An ancient cemetery in northern Chile’s Atacama Desert is helping to rewrite the region’s past. This burial ground housed the remains of a far-flung, well-connected group of players in what was one of South America’s earliest trade networks, researchers say.
New findings from the roughly 1,500-year-old Larache cemetery support the idea that trade bloomed among societies in the Andes Mountains — but without the direct involvement of the powerful Tiwanaku empire, say bioarchaeologist Christina Torres-Rouff of the University of California, Merced and her colleagues. Tiwanaku society was based in what’s now western Bolivia, but expanded its trading in South America between around 1,500 and 1,000 years ago. Maya civilization flourished during that time in Central America.
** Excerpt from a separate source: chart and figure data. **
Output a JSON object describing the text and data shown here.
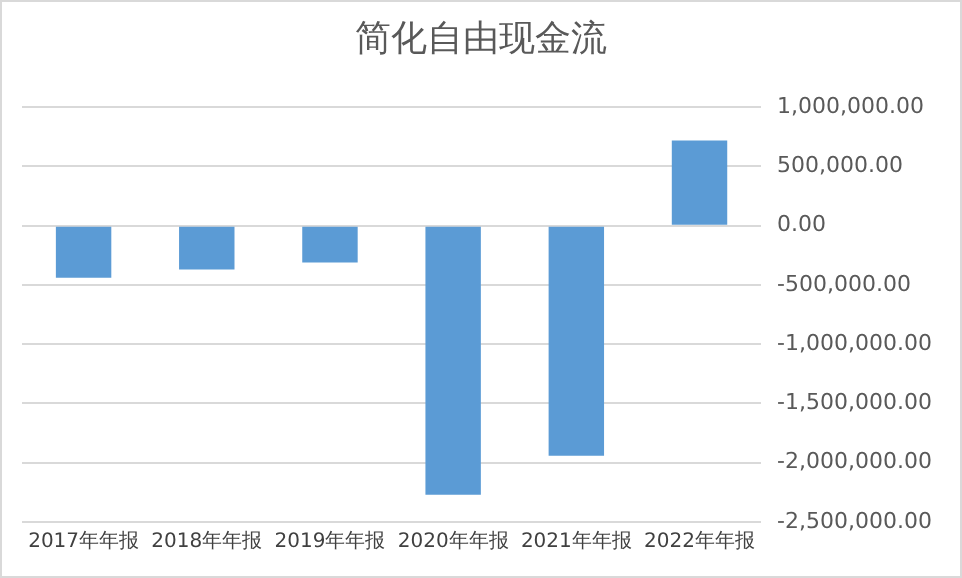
{
  "chart_data": {
    "type": "bar",
    "title": "简化自由现金流",
    "categories": [
      "2017年年报",
      "2018年年报",
      "2019年年报",
      "2020年年报",
      "2021年年报",
      "2022年年报"
    ],
    "values": [
      -440000,
      -370000,
      -310000,
      -2270000,
      -1940000,
      720000
    ],
    "color": "#5b9bd5",
    "ylim": [
      -2500000,
      1000000
    ],
    "yticks": [
      {
        "value": -2500000,
        "label": "-2,500,000.00"
      },
      {
        "value": -2000000,
        "label": "-2,000,000.00"
      },
      {
        "value": -1500000,
        "label": "-1,500,000.00"
      },
      {
        "value": -1000000,
        "label": "-1,000,000.00"
      },
      {
        "value": -500000,
        "label": "-500,000.00"
      },
      {
        "value": 0,
        "label": "0.00"
      },
      {
        "value": 500000,
        "label": "500,000.00"
      },
      {
        "value": 1000000,
        "label": "1,000,000.00"
      }
    ],
    "grid": "y",
    "legend": false
  }
}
Decades-old suspicions that the Larache cemetery, part of an Atacama settlement in an oasis area, was reserved for Tiwanaku emissaries or traders don’t hold up, Torres-Rouff’s group reports online August 12 in the American Journal of Physical Anthropology. Instead, an analysis of head shapes, diets and grave goods indicates that the cemetery held a mix of locals and outsiders. These people belonged to an elite group that administered the local distribution of goods trafficked though a regional trade system, the investigators suspect.
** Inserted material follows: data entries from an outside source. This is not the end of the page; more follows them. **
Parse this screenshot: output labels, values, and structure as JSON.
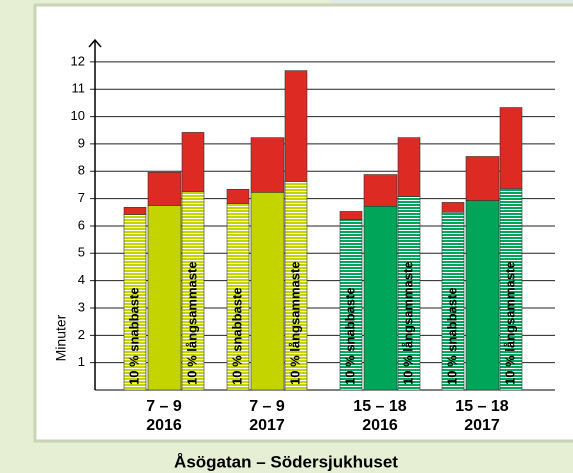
{
  "chart_data": {
    "type": "stacked_bar",
    "title": "Åsögatan – Södersjukhuset",
    "ylabel": "Minuter",
    "categories": [
      "7 – 9",
      "7 – 9",
      "15 – 18",
      "15 – 18"
    ],
    "years": [
      "2016",
      "2017",
      "2016",
      "2017"
    ],
    "group_colors": [
      "#c3d400",
      "#c3d400",
      "#00a55a",
      "#00a55a"
    ],
    "top_color": "#dd2a22",
    "series": [
      {
        "name": "10 % snabbaste",
        "striped": true,
        "base": [
          6.42,
          6.82,
          6.24,
          6.5
        ],
        "extra": [
          0.26,
          0.52,
          0.29,
          0.36
        ]
      },
      {
        "name": null,
        "striped": false,
        "base": [
          6.75,
          7.23,
          6.72,
          6.93
        ],
        "extra": [
          1.21,
          2.0,
          1.16,
          1.61
        ]
      },
      {
        "name": "10 % långsammaste",
        "striped": true,
        "base": [
          7.26,
          7.63,
          7.08,
          7.37
        ],
        "extra": [
          2.16,
          4.05,
          2.15,
          2.96
        ]
      }
    ],
    "ylim": [
      0,
      12.8
    ],
    "yticks": [
      1,
      2,
      3,
      4,
      5,
      6,
      7,
      8,
      9,
      10,
      11,
      12
    ],
    "grid": true
  }
}
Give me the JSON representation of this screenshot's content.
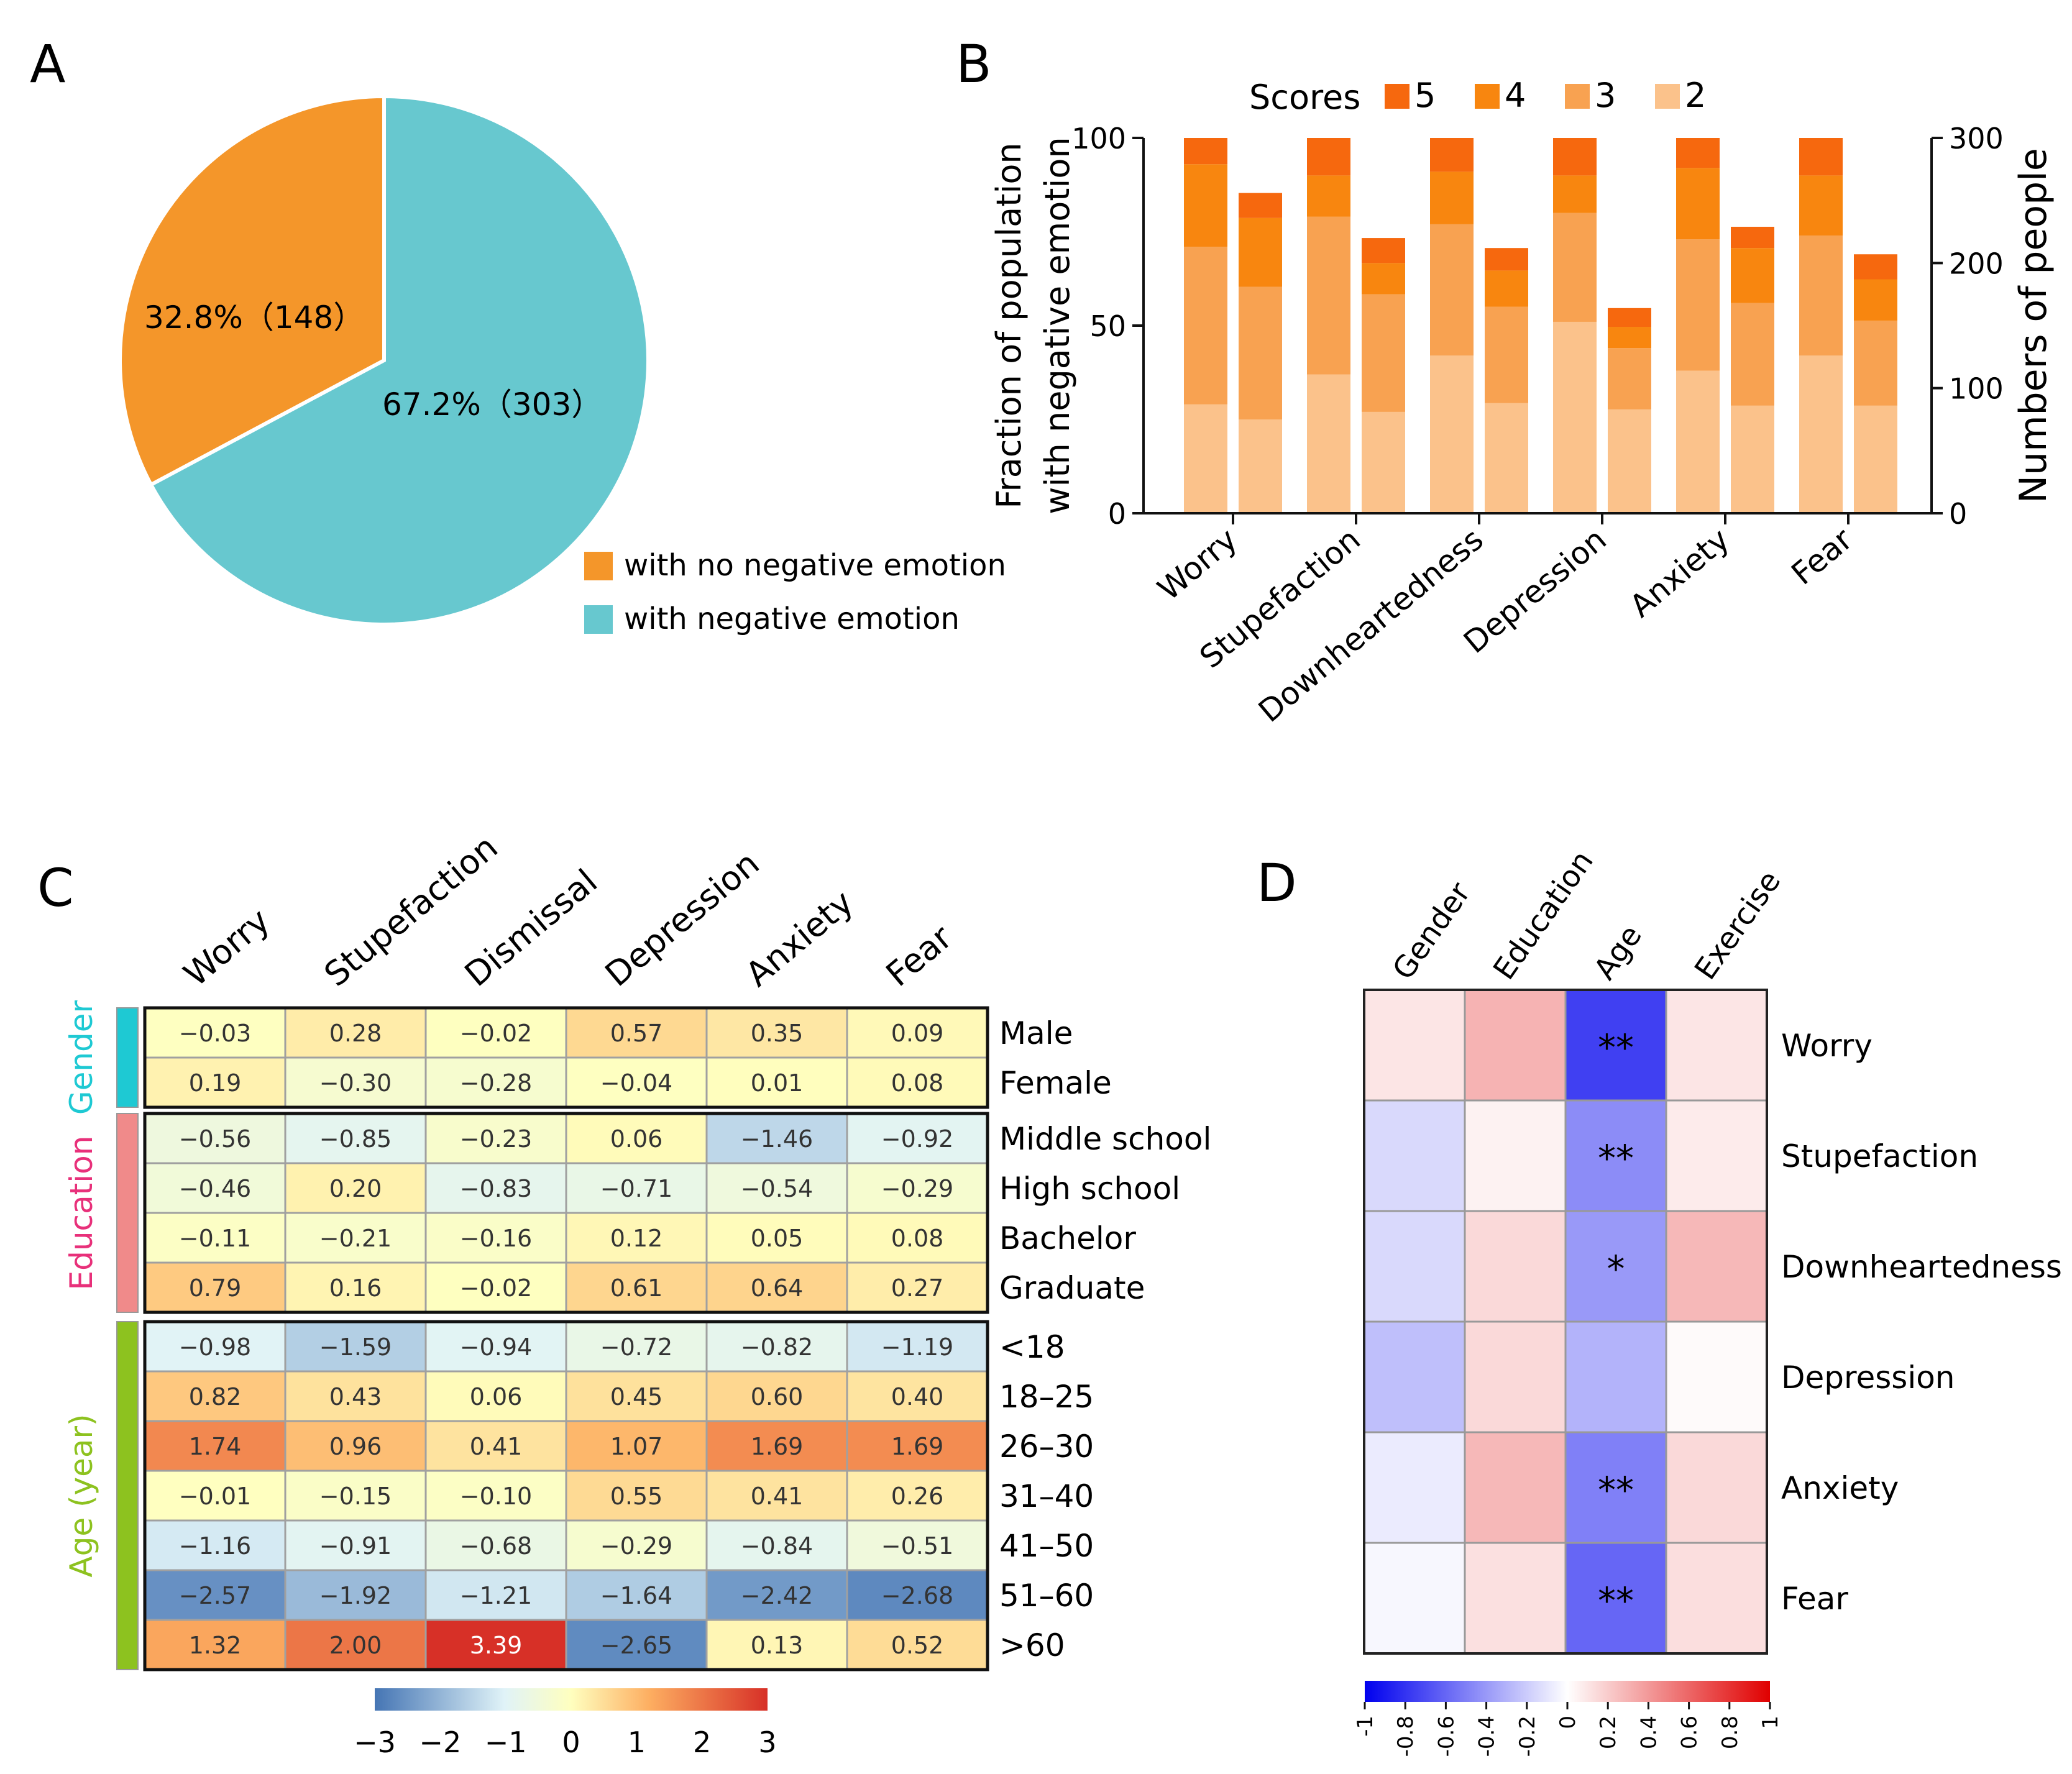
{
  "panel_labels": {
    "a": "A",
    "b": "B",
    "c": "C",
    "d": "D"
  },
  "chart_data": [
    {
      "panel": "A",
      "type": "pie",
      "slices": [
        {
          "label": "with no negative emotion",
          "percent": 32.8,
          "count": 148,
          "text": "32.8%（148）",
          "color": "#f4962a"
        },
        {
          "label": "with negative emotion",
          "percent": 67.2,
          "count": 303,
          "text": "67.2%（303）",
          "color": "#67c8cf"
        }
      ]
    },
    {
      "panel": "B",
      "type": "bar",
      "stacked": true,
      "legend_title": "Scores",
      "categories": [
        "Worry",
        "Stupefaction",
        "Downheartedness",
        "Depression",
        "Anxiety",
        "Fear"
      ],
      "ylabel": "Fraction of population\nwith negative emotion",
      "ylabel_lines": [
        "Fraction of population",
        "with negative emotion"
      ],
      "y2label": "Numbers of people",
      "ylim": [
        0,
        100
      ],
      "y2lim": [
        0,
        300
      ],
      "yticks": [
        0,
        50,
        100
      ],
      "y2ticks": [
        0,
        100,
        200,
        300
      ],
      "score_levels": [
        "2",
        "3",
        "4",
        "5"
      ],
      "colors": {
        "2": "#fbc28b",
        "3": "#f8a251",
        "4": "#f8860f",
        "5": "#f6680e"
      },
      "fraction_bars": [
        {
          "category": "Worry",
          "cumulative": [
            29,
            71,
            93,
            100
          ]
        },
        {
          "category": "Stupefaction",
          "cumulative": [
            37,
            79,
            90,
            100
          ]
        },
        {
          "category": "Downheartedness",
          "cumulative": [
            42,
            77,
            91,
            100
          ]
        },
        {
          "category": "Depression",
          "cumulative": [
            51,
            80,
            90,
            100
          ]
        },
        {
          "category": "Anxiety",
          "cumulative": [
            38,
            73,
            92,
            100
          ]
        },
        {
          "category": "Fear",
          "cumulative": [
            42,
            74,
            90,
            100
          ]
        }
      ],
      "count_bars": [
        {
          "category": "Worry",
          "cumulative": [
            75,
            181,
            236,
            256
          ]
        },
        {
          "category": "Stupefaction",
          "cumulative": [
            81,
            175,
            200,
            220
          ]
        },
        {
          "category": "Downheartedness",
          "cumulative": [
            88,
            165,
            194,
            212
          ]
        },
        {
          "category": "Depression",
          "cumulative": [
            83,
            132,
            149,
            164
          ]
        },
        {
          "category": "Anxiety",
          "cumulative": [
            86,
            168,
            212,
            229
          ]
        },
        {
          "category": "Fear",
          "cumulative": [
            86,
            154,
            187,
            207
          ]
        }
      ]
    },
    {
      "panel": "C",
      "type": "heatmap",
      "columns": [
        "Worry",
        "Stupefaction",
        "Dismissal",
        "Depression",
        "Anxiety",
        "Fear"
      ],
      "groups": [
        {
          "name": "Gender",
          "color": "#1ec9d3",
          "rows": [
            {
              "label": "Male",
              "values": [
                -0.03,
                0.28,
                -0.02,
                0.57,
                0.35,
                0.09
              ]
            },
            {
              "label": "Female",
              "values": [
                0.19,
                -0.3,
                -0.28,
                -0.04,
                0.01,
                0.08
              ]
            }
          ]
        },
        {
          "name": "Education",
          "color": "#f08a8a",
          "rows": [
            {
              "label": "Middle school",
              "values": [
                -0.56,
                -0.85,
                -0.23,
                0.06,
                -1.46,
                -0.92
              ]
            },
            {
              "label": "High school",
              "values": [
                -0.46,
                0.2,
                -0.83,
                -0.71,
                -0.54,
                -0.29
              ]
            },
            {
              "label": "Bachelor",
              "values": [
                -0.11,
                -0.21,
                -0.16,
                0.12,
                0.05,
                0.08
              ]
            },
            {
              "label": "Graduate",
              "values": [
                0.79,
                0.16,
                -0.02,
                0.61,
                0.64,
                0.27
              ]
            }
          ]
        },
        {
          "name": "Age (year)",
          "color": "#8dc21f",
          "rows": [
            {
              "label": "<18",
              "values": [
                -0.98,
                -1.59,
                -0.94,
                -0.72,
                -0.82,
                -1.19
              ]
            },
            {
              "label": "18–25",
              "values": [
                0.82,
                0.43,
                0.06,
                0.45,
                0.6,
                0.4
              ]
            },
            {
              "label": "26–30",
              "values": [
                1.74,
                0.96,
                0.41,
                1.07,
                1.69,
                1.69
              ]
            },
            {
              "label": "31–40",
              "values": [
                -0.01,
                -0.15,
                -0.1,
                0.55,
                0.41,
                0.26
              ]
            },
            {
              "label": "41–50",
              "values": [
                -1.16,
                -0.91,
                -0.68,
                -0.29,
                -0.84,
                -0.51
              ]
            },
            {
              "label": "51–60",
              "values": [
                -2.57,
                -1.92,
                -1.21,
                -1.64,
                -2.42,
                -2.68
              ]
            },
            {
              "label": ">60",
              "values": [
                1.32,
                2.0,
                3.39,
                -2.65,
                0.13,
                0.52
              ]
            }
          ]
        }
      ],
      "group_label_colors": {
        "Gender": "#1ec9d3",
        "Education": "#e8307a",
        "Age (year)": "#8dc21f"
      },
      "colorbar": {
        "range": [
          -3,
          3
        ],
        "ticks": [
          "−3",
          "−2",
          "−1",
          "0",
          "1",
          "2",
          "3"
        ]
      }
    },
    {
      "panel": "D",
      "type": "heatmap",
      "columns": [
        "Gender",
        "Education",
        "Age",
        "Exercise"
      ],
      "rows": [
        "Worry",
        "Stupefaction",
        "Downheartedness",
        "Depression",
        "Anxiety",
        "Fear"
      ],
      "values": [
        [
          0.1,
          0.3,
          -0.75,
          0.1
        ],
        [
          -0.15,
          0.05,
          -0.45,
          0.08
        ],
        [
          -0.15,
          0.15,
          -0.4,
          0.28
        ],
        [
          -0.25,
          0.15,
          -0.3,
          0.02
        ],
        [
          -0.08,
          0.28,
          -0.5,
          0.15
        ],
        [
          -0.03,
          0.12,
          -0.6,
          0.13
        ]
      ],
      "significance": [
        [
          "",
          "",
          "**",
          ""
        ],
        [
          "",
          "",
          "**",
          ""
        ],
        [
          "",
          "",
          "*",
          ""
        ],
        [
          "",
          "",
          "",
          ""
        ],
        [
          "",
          "",
          "**",
          ""
        ],
        [
          "",
          "",
          "**",
          ""
        ]
      ],
      "colorbar": {
        "range": [
          -1,
          1
        ],
        "ticks": [
          "-1",
          "-0.8",
          "-0.6",
          "-0.4",
          "-0.2",
          "0",
          "0.2",
          "0.4",
          "0.6",
          "0.8",
          "1"
        ]
      }
    }
  ]
}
Researchers have debated the nature and extent of relations between Tiwanaku and populations in northern Chile for about 60 years. “I am not surprised that the old model of an ethnic enclave of Tiwanaku traders buried in Larache cemetery is turning out to be too simplistic,” remarks archaeologist William Isbell of Binghamton University in New York.Torres-Rouff’s team studied the skeletal remains of 48 people interred at the desert site. Three women and one man were buried with gold items, including drinking cups, unlike those found at other Atacama Desert cemeteries. Whether interred with gold or not, all of the deceased were part of an elite group of trade specialists, Torres-Rouff proposes. Their graves included decorative metal plaques and axe heads, jewelry and tools made of tin or bronze.
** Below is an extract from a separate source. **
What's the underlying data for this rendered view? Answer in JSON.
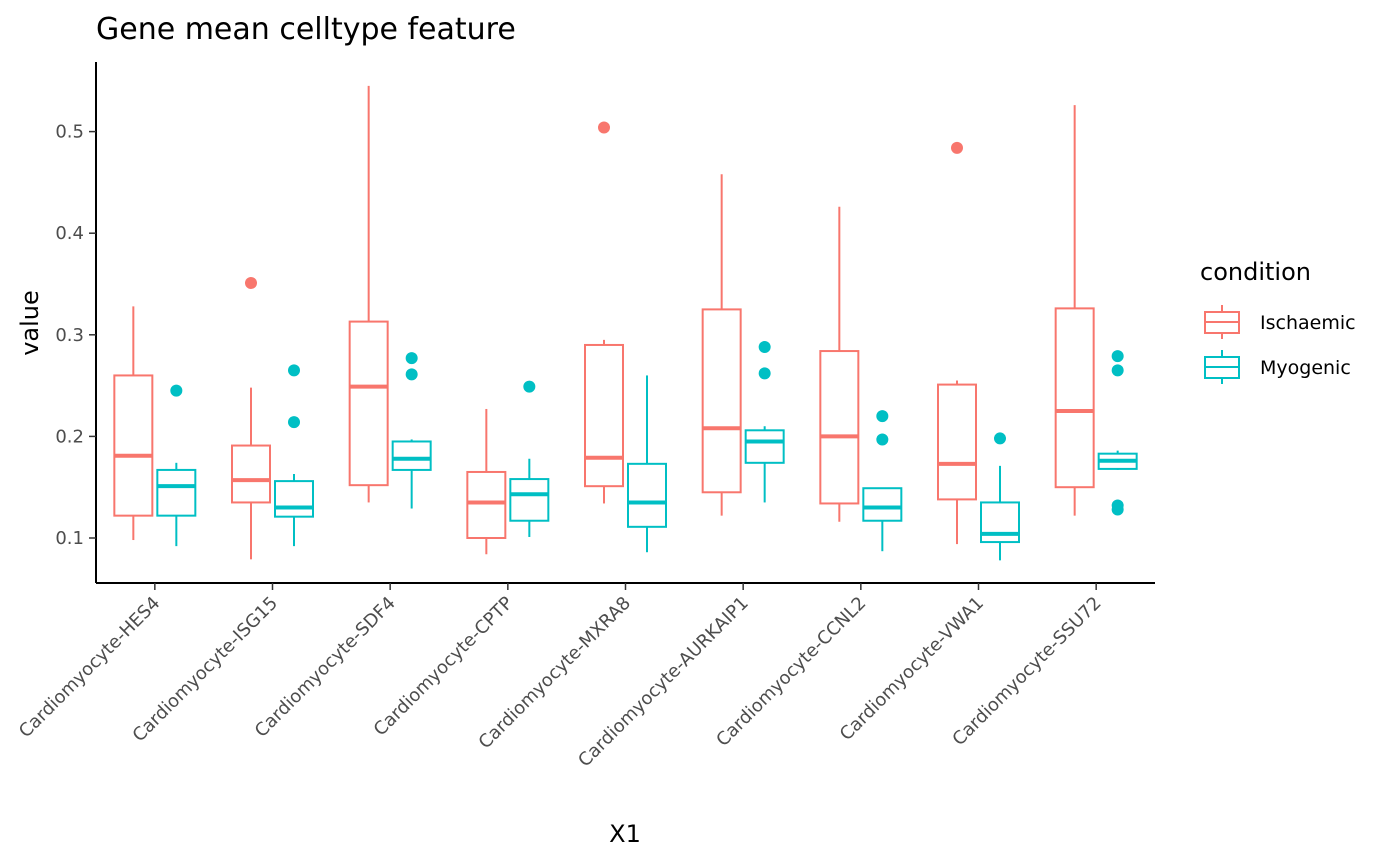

One clue to the cultural origins of the deceased came from their unusual head shapes. Twenty individuals had elongated braincases. Atacama societies and nearby inland groups intentionally achieved this look by wrapping babies’ heads tightly in cloth strips. Another five individuals sported unusually broad braincases. This style, produced by placing pressure on infants’ heads with boards or pads, was more common in Tiwanaku society and on the northern Chilean coast.
All four individuals buried with gold objects had elongated braincases.
Researchers also tested the teeth of 18 individuals for two forms of the element strontium. Strontium from local rock formations collects in tooth enamel as it forms during childhood. Specific strontium ratios can be traced to particular areas. Five people, including one buried with gold objects, displayed signs of having grown up outside the Atacama Desert.
Examination of carbon variants in bones from the same 18 people indicated that three of those with foreign strontium signatures had eaten different foods from the rest. Those individuals probably came from maize-growing regions in Bolivia not far from Tiwanaku, the scientists say.
All five foreigners displayed no or only minor head alterations. An absence of this obvious sign of being foreign may have helped outsiders gain acceptance in desert communities, the researchers suspect.
While some graves contained locally produced pottery, each burial contained objects that were foreign to the Atacama region. That’s consistent with individuals buried there having been viewed as a uniform group, despite their varied geographic origins, the investigators say.